La place toute relative de l'apprenti chercheur vient à se poser la question quant à la réelle contribution qu'il peut apporter dans un domaine de la vie sociale, en particulier quand il n'en est pas originaire et que son passage n'est que temporaire. C'est ici que nous retiendrons l'idée de l'autoréflexivité développée par Robillard (2011) quand il remet la place du chercheur au centre de son activité de recherche et de production de connaissance, et avec et pour les acteurs auquel il s'adresse selon Moore & Castellotti. Selon lui, produire une connaissance revient à comprendre son environnement ; se comprendre soi-même ; et comprendre sa relation avec les autres. Tandis que l'action de comprendre, qui est revenue déjà dans les trois aspects de l'activité de la recherche sous-tend lui-même ces quatre autres aspects : identifier des phénomènes observés ; les classer dans des catégories définies dans le but de les identifier ; leur attribuer des relations ; et des valeurs.

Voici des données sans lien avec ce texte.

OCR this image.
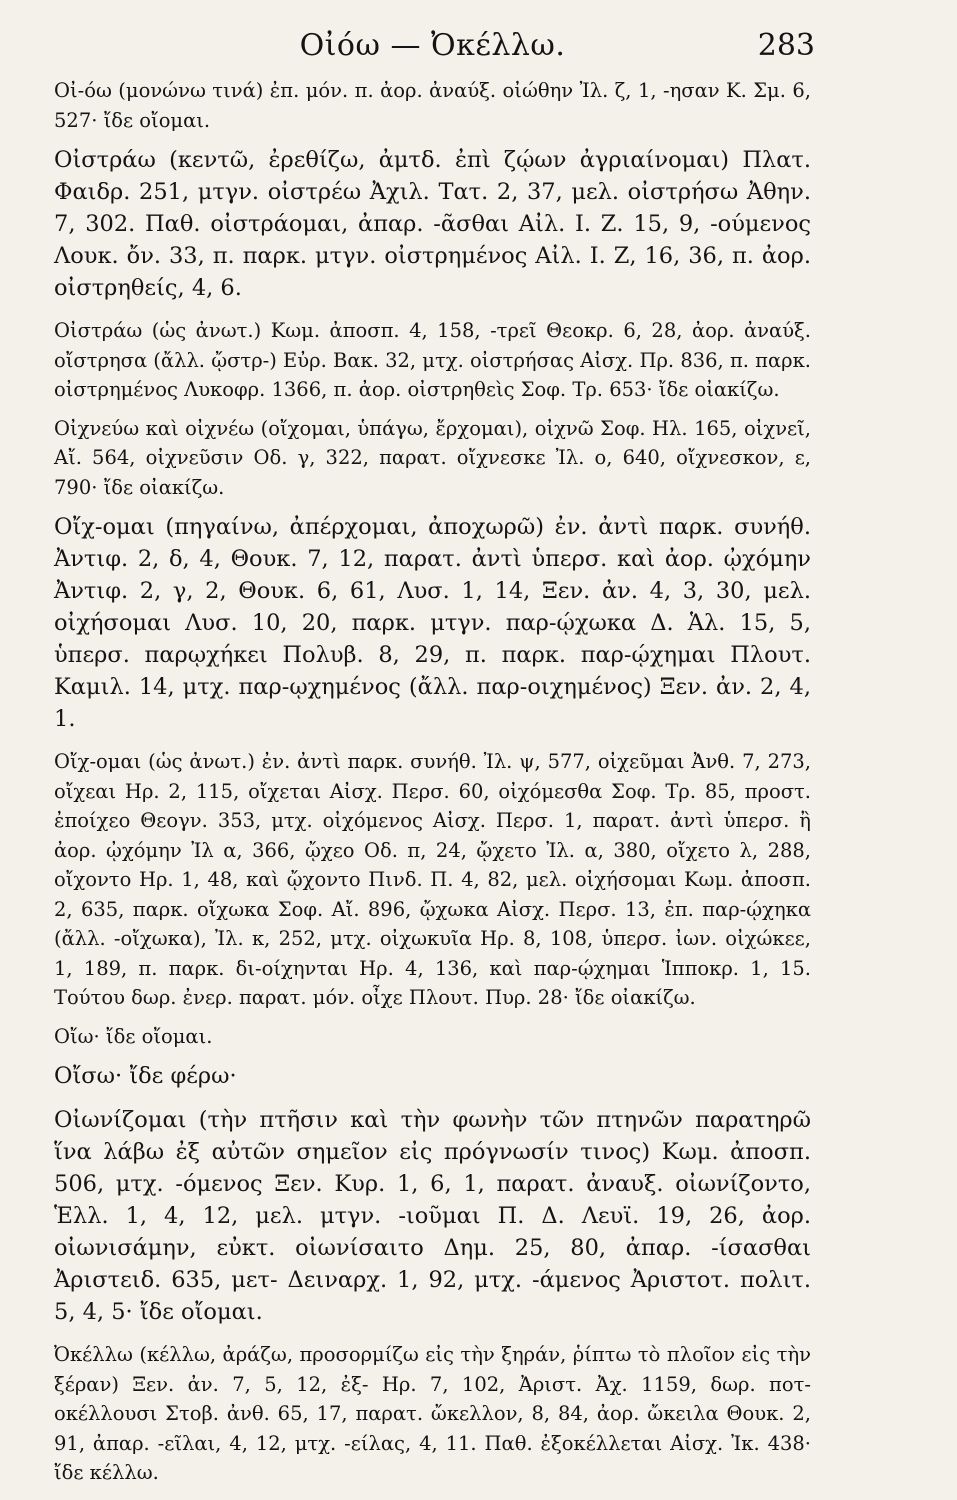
Οἰόω — Ὀκέλλω.	283
Οἰ-όω (μονώνω τινά) ἐπ. μόν. π. ἀορ. ἀναύξ. οἰώθην Ἰλ. ζ, 1, -ησαν Κ. Σμ. 6, 527· ἴδε οἴομαι.
Οἰστράω (κεντῶ, ἐρεθίζω, ἀμτδ. ἐπὶ ζῴων ἀγριαίνομαι) Πλατ. Φαιδρ. 251, μτγν. οἰστρέω Ἀχιλ. Τατ. 2, 37, μελ. οἰστρήσω Ἀθην. 7, 302. Παθ. οἰστράομαι, ἀπαρ. -ᾶσθαι Αἰλ. Ι. Ζ. 15, 9, -ούμενος Λουκ. ὄν. 33, π. παρκ. μτγν. οἰστρημένος Αἰλ. Ι. Ζ, 16, 36, π. ἀορ. οἰστρηθείς, 4, 6.
Οἰστράω (ὡς ἀνωτ.) Κωμ. ἀποσπ. 4, 158, -τρεῖ Θεοκρ. 6, 28, ἀορ. ἀναύξ. οἴστρησα (ἄλλ. ᾤστρ-) Εὐρ. Βακ. 32, μτχ. οἰστρήσας Αἰσχ. Πρ. 836, π. παρκ. οἰστρημένος Λυκοφρ. 1366, π. ἀορ. οἰστρηθεὶς Σοφ. Τρ. 653· ἴδε οἰακίζω.
Οἰχνεύω καὶ οἰχνέω (οἴχομαι, ὑπάγω, ἔρχομαι), οἰχνῶ Σοφ. Ηλ. 165, οἰχνεῖ, Αἴ. 564, οἰχνεῦσιν Οδ. γ, 322, παρατ. οἴχνεσκε Ἰλ. ο, 640, οἴχνεσκον, ε, 790· ἴδε οἰακίζω.
Οἴχ-ομαι (πηγαίνω, ἀπέρχομαι, ἀποχωρῶ) ἐν. ἀντὶ παρκ. συνήθ. Ἀντιφ. 2, δ, 4, Θουκ. 7, 12, παρατ. ἀντὶ ὑπερσ. καὶ ἀορ. ᾠχόμην Ἀντιφ. 2, γ, 2, Θουκ. 6, 61, Λυσ. 1, 14, Ξεν. ἀν. 4, 3, 30, μελ. οἰχήσομαι Λυσ. 10, 20, παρκ. μτγν. παρ-ῴχωκα Δ. Ἁλ. 15, 5, ὑπερσ. παρῳχήκει Πολυβ. 8, 29, π. παρκ. παρ-ῴχημαι Πλουτ. Καμιλ. 14, μτχ. παρ-ῳχημένος (ἄλλ. παρ-οιχημένος) Ξεν. ἀν. 2, 4, 1.
Οἴχ-ομαι (ὡς ἀνωτ.) ἐν. ἀντὶ παρκ. συνήθ. Ἰλ. ψ, 577, οἰχεῦμαι Ἀνθ. 7, 273, οἴχεαι Ηρ. 2, 115, οἴχεται Αἰσχ. Περσ. 60, οἰχόμεσθα Σοφ. Τρ. 85, προστ. ἐποίχεο Θεογν. 353, μτχ. οἰχόμενος Αἰσχ. Περσ. 1, παρατ. ἀντὶ ὑπερσ. ἢ ἀορ. ᾠχόμην Ἰλ α, 366, ᾤχεο Οδ. π, 24, ᾤχετο Ἰλ. α, 380, οἴχετο λ, 288, οἴχοντο Ηρ. 1, 48, καὶ ᾤχοντο Πινδ. Π. 4, 82, μελ. οἰχήσομαι Κωμ. ἀποσπ. 2, 635, παρκ. οἴχωκα Σοφ. Αἴ. 896, ᾤχωκα Αἰσχ. Περσ. 13, ἐπ. παρ-ῴχηκα (ἄλλ. -οἴχωκα), Ἰλ. κ, 252, μτχ. οἰχωκυῖα Ηρ. 8, 108, ὑπερσ. ἰων. οἰχώκεε, 1, 189, π. παρκ. δι-οίχηνται Ηρ. 4, 136, καὶ παρ-ῴχημαι Ἱπποκρ. 1, 15. Τούτου δωρ. ἐνερ. παρατ. μόν. οἶχε Πλουτ. Πυρ. 28· ἴδε οἰακίζω.
Οἴω· ἴδε οἴομαι.
Οἴσω· ἴδε φέρω·
Οἰωνίζομαι (τὴν πτῆσιν καὶ τὴν φωνὴν τῶν πτηνῶν παρατηρῶ ἵνα λάβω ἐξ αὐτῶν σημεῖον εἰς πρόγνωσίν τινος) Κωμ. ἀποσπ. 506, μτχ. -όμενος Ξεν. Κυρ. 1, 6, 1, παρατ. ἀναυξ. οἰωνίζοντο, Ἑλλ. 1, 4, 12, μελ. μτγν. -ιοῦμαι Π. Δ. Λευϊ. 19, 26, ἀορ. οἰωνισάμην, εὐκτ. οἰωνίσαιτο Δημ. 25, 80, ἀπαρ. -ίσασθαι Ἀριστειδ. 635, μετ- Δειναρχ. 1, 92, μτχ. -άμενος Ἀριστοτ. πολιτ. 5, 4, 5· ἴδε οἴομαι.
Ὀκέλλω (κέλλω, ἀράζω, προσορμίζω εἰς τὴν ξηράν, ῥίπτω τὸ πλοῖον εἰς τὴν ξέραν) Ξεν. ἀν. 7, 5, 12, ἐξ- Ηρ. 7, 102, Ἀριστ. Ἀχ. 1159, δωρ. ποτ-οκέλλουσι Στοβ. ἀνθ. 65, 17, παρατ. ὤκελλον, 8, 84, ἀορ. ὤκειλα Θουκ. 2, 91, ἀπαρ. -εῖλαι, 4, 12, μτχ. -είλας, 4, 11. Παθ. ἐξοκέλλεται Αἰσχ. Ἰκ. 438· ἴδε κέλλω.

La limite même de ce type de méthodologie est relatif au fait qu'on est précisément des êtres de connaissance, à savoir que nous vivons pour connaître et comprendre, et on ne produit de connaissance qu'en construisant des représentations (Giordan, in Blanchet 2011 : 11). Blanchet attire également une attention toute particulière sur la limite très fine entre ce qui constitue une croyance et une vérité, qui peut, quand on ne contextualise pas soi-même sa démarche de production de connaissance, arriver à des conclusions dangereuses.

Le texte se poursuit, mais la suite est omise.